L'enseignement supérieur par le petit bout de la lorgnette

J'ai pris connaissance de cette pétition, sobrement titrée « Pour une université républicaine ». On y évoque « l’Ancien Régime », le « mandarinat », on s'interroge :

« Au nom de quoi le recrutement des maîtres de Conférences reste toujours de fait chasse gardée de chapelles diverses et de réseaux de connivence illégitimes qui ne peuvent qu’engendrer conformismes et formatages de la recherche et de l’enseignement supérieur en France dès lors menacés de sclérose ? »

L'obligatoire plainte contre les privilégiés des grandes écoles d'excellence :

« En quoi serait-il légitime de créer des postes d'allocataires-moniteurs destinés à des Normaliens ? »

Viennent ensuite les revendications :

« Pourquoi ne pas exiger au moins cinq ans d’enseignement non universitaire à tout professeur candidat au recrutement à un poste de maître de Conférences ? Et même pourquoi ne pas élargir davantage le recrutement à des docteurs qualifiés non professeurs ? »

Rappelons quelques faits. De nombreuses disciplines enseignées dans le supérieur ne sont pas enseignées dans le secondaire (par exemple le droit ou encore l'informatique, bien que cela ait changé récemment). Par ailleurs, en sciences exactes, les critères de recrutement des enseignants du secondaire et des enseignants-chercheurs du supérieur sont très différents : l'enseignant du secondaire est recruté sur un concours mesurant ses connaissances disciplinaires à un niveau bac+3/bac+4, tandis que l'enseignant-chercheur du supérieur, outre sa capacité à enseigner sa discipline, doit démontrer son excellence scientifique par des publications de niveau international et, souvent, une expérience de recherche à l'étranger.

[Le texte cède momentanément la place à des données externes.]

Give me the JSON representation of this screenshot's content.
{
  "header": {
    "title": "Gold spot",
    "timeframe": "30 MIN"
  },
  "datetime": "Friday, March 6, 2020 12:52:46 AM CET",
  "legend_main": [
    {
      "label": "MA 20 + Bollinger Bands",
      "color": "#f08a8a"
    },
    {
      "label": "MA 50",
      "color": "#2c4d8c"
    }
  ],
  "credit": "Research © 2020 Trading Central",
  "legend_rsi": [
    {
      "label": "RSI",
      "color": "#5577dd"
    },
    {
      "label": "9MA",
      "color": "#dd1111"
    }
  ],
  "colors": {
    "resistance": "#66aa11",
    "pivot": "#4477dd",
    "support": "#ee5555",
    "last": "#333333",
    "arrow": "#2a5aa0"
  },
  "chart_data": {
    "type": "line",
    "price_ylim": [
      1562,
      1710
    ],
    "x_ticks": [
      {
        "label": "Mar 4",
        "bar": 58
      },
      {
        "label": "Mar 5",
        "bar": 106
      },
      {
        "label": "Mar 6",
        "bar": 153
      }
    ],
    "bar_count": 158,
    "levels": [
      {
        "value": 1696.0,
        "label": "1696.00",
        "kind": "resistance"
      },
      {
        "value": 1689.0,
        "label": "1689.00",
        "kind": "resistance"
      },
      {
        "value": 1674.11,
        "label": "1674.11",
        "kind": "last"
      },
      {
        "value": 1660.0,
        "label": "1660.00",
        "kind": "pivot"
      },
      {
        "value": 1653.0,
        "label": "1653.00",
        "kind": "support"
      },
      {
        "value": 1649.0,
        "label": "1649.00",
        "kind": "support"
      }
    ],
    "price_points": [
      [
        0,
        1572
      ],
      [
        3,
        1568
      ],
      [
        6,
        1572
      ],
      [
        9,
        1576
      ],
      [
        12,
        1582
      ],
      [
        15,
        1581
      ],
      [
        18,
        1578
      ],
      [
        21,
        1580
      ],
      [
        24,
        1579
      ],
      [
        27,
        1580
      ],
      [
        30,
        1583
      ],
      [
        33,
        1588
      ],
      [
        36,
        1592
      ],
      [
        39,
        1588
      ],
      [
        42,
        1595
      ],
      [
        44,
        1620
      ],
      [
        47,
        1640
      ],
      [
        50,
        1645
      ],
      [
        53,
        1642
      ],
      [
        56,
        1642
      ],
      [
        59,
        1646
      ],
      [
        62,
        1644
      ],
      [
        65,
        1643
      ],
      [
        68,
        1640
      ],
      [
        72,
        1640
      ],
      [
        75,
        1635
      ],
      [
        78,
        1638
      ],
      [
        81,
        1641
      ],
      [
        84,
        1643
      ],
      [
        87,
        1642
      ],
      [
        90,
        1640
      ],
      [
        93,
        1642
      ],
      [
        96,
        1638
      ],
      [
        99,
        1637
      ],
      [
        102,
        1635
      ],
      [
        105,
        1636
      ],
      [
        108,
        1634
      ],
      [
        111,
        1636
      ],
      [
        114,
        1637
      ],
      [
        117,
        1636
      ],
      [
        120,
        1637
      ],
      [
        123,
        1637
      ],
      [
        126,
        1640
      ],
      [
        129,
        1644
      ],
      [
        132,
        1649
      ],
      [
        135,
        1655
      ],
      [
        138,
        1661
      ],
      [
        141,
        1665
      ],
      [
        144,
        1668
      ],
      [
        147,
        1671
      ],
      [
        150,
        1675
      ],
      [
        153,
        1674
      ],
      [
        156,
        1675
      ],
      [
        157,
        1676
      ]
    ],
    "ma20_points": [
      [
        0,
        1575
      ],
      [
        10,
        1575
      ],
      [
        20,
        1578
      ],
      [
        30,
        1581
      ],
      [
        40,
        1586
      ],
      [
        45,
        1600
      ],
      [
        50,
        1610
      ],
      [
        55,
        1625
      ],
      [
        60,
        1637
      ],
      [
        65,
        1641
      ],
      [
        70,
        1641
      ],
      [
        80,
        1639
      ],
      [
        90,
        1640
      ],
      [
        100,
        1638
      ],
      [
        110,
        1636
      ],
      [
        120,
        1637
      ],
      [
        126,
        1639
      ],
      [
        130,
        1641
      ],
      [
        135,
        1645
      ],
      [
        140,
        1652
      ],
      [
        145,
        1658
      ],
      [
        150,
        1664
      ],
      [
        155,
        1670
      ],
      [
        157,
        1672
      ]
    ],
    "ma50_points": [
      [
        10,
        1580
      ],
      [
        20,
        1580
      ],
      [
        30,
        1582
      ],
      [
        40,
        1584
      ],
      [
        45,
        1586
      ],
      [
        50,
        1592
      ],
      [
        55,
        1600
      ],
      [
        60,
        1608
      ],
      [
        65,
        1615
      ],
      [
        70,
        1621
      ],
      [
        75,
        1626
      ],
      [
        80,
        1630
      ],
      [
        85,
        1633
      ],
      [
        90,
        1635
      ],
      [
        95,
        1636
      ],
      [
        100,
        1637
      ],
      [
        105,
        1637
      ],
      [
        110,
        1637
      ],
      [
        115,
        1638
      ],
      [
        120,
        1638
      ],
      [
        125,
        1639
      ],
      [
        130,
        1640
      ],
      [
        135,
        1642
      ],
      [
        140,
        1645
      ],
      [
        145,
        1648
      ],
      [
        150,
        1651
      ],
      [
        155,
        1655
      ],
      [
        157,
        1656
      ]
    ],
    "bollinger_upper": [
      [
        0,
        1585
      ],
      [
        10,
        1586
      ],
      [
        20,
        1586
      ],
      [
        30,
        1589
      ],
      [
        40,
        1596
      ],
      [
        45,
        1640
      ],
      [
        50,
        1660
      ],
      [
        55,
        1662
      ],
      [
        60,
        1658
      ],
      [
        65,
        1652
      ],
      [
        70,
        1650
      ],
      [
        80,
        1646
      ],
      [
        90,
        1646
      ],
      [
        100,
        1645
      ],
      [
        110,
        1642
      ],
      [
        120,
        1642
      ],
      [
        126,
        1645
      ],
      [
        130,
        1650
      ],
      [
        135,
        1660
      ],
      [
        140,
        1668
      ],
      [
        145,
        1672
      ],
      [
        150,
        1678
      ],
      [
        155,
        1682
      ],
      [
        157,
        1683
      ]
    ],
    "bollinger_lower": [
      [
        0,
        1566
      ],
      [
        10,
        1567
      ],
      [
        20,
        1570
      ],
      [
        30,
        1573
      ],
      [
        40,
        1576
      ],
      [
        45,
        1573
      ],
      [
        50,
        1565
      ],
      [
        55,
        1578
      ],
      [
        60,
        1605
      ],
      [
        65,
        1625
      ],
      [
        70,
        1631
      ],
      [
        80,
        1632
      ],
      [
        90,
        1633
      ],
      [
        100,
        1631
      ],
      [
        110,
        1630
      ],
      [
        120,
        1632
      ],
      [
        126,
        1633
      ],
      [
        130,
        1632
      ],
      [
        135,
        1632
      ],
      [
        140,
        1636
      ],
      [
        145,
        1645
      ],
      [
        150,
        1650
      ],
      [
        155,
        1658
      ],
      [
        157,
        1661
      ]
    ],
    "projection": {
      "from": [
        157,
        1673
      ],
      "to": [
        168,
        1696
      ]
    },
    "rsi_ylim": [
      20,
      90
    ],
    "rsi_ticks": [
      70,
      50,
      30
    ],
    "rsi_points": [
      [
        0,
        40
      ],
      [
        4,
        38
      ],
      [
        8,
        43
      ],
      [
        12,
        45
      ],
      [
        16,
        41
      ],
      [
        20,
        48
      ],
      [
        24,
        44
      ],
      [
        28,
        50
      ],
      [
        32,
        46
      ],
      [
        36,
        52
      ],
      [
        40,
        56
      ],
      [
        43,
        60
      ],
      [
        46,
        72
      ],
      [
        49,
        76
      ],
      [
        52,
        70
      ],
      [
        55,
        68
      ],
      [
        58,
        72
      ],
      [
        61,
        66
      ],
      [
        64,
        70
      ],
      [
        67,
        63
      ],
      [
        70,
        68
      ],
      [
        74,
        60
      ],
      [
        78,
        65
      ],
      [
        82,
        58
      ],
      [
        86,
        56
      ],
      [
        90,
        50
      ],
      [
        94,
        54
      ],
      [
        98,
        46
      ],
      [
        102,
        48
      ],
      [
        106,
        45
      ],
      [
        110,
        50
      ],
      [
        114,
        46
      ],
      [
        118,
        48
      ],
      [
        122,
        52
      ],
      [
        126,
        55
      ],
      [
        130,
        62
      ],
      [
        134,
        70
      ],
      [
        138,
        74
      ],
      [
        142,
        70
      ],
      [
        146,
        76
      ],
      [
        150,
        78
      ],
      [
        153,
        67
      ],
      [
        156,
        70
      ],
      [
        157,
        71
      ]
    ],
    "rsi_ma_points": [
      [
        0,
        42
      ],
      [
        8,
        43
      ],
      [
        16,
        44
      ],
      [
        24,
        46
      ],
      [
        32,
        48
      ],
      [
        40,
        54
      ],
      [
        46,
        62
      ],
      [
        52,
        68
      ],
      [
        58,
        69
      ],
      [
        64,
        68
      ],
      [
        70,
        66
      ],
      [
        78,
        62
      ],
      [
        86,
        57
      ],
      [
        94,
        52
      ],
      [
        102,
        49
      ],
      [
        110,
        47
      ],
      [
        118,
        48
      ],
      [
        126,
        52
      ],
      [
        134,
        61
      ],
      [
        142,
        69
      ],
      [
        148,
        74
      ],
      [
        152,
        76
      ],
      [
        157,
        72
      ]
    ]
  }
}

Il est donc flagrant que cette pétition, qui se présente pourtant en des termes très généraux, s'attaque à un problème bien plus restreint, celui des disciplines de lettres et sciences humaines (et peut-être sociales), et peut-être même encore plus précisément à celui de la philosophie. Or, le nombre d'enseignants-chercheurs en sciences exactes et technologies (sans compter la médecine) est largement supérieur à celui des arts, lettres, sciences humaines et sociales (de l'ordre de 25000 contre 15000, dont... 400 philosophes ; par comparaison il y a environ 3300 enseignants-chercheurs en informatique !).

Ce n'est pas la première fois que je constate cette curieuse assimilation de « l'Université » à des disciplines très minoritaires.